All of this together shows that early vaccination may result in spilled secrets, compromised security controls, unsafe judgments and unsafe deliveries. They point out that any AI system exposed to untrusted input can be vulnerable if proper defenses are not in place.
How to Protect Yourself from Quick Injections
Rapid injection is difficult to fully prevent. However, its risks can be minimized by careful system design. Effective defenses focus on controlling inputs, limiting the power of the model, and adding layers of security. No single solution is enough. A layered approach works best.
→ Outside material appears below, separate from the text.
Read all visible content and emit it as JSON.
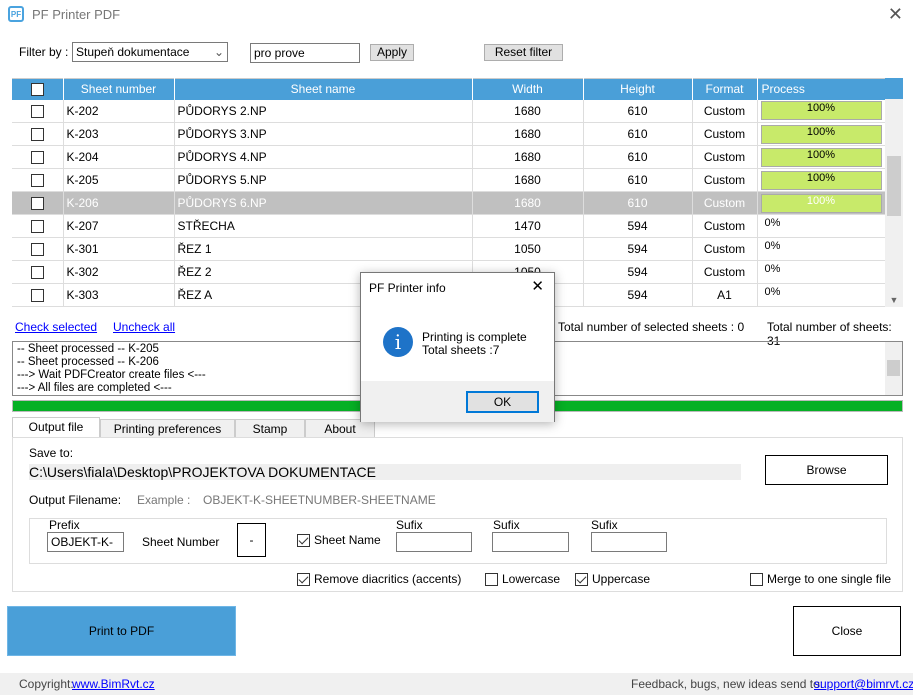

- Sanitization and verification
Always treat user input and external content as untrusted. Filter the text before sending it to the model. Remove or minimize command-like phrases, hidden text, markup, and encrypted data. This helps prevent injected implicit commands from accessing the model. - Clear information structure and parameters
Separate system instructions from user content. Use delimiters or tags to mark text that can be trusted as data, not commands. Use system and user roles if supported by the API. A clear structure reduces confusion, although it is not a perfect solution. - Less privileged access
Limit what the model is allowed to do. Only grant access to the most needed tools, files, or APIs. It requires guarantees or human authorization for critical actions. This minimizes damage in the event of a rapid injection. - Output monitoring and filtering
Do not assume that the output of the model is safe. Scan responses for sensitive data, secrets, or policy violations. Block or disable harmful content before users see it. This helps contain the impact of a successful attack. - Fast segmentation and context segmentation
Separate untrusted content from core system logic. Process external documents in limited circumstances. Clearly label the content as untrusted when transferring it to the model. Compartmentalization limits how far the injected instructions can spread.
In practice, protection from immediate injection requires intensive protection. Integrating multiple controls greatly reduces risk. With good design and awareness, AI systems can always be useful and safe.
The conclusion
Fast injection exposes a real weakness in modern language models. Because they treat all input as text, attackers can intercept hidden commands that lead to data leaks, unsafe behavior, or bad decisions. Although this risk cannot be eliminated, it can be reduced through careful design, layered defenses, and continuous testing. Treat all external inputs as untrusted, limit what the model can do, and watch its results closely. With the right safeguards, LLMs can be used safely and responsibly.
Frequently Asked Questions
A. This is when instructions hidden within user input trick the AI into behaving in an unintended or dangerous way.
A. They can leak data, bypass security rules, misuse tools, and produce misleading or dangerous results.
A. By treating all inputs as untrusted, limiting model permissions, specifying structure clearly, and monitoring outputs.
Sign in to continue reading and enjoy content curated by experts.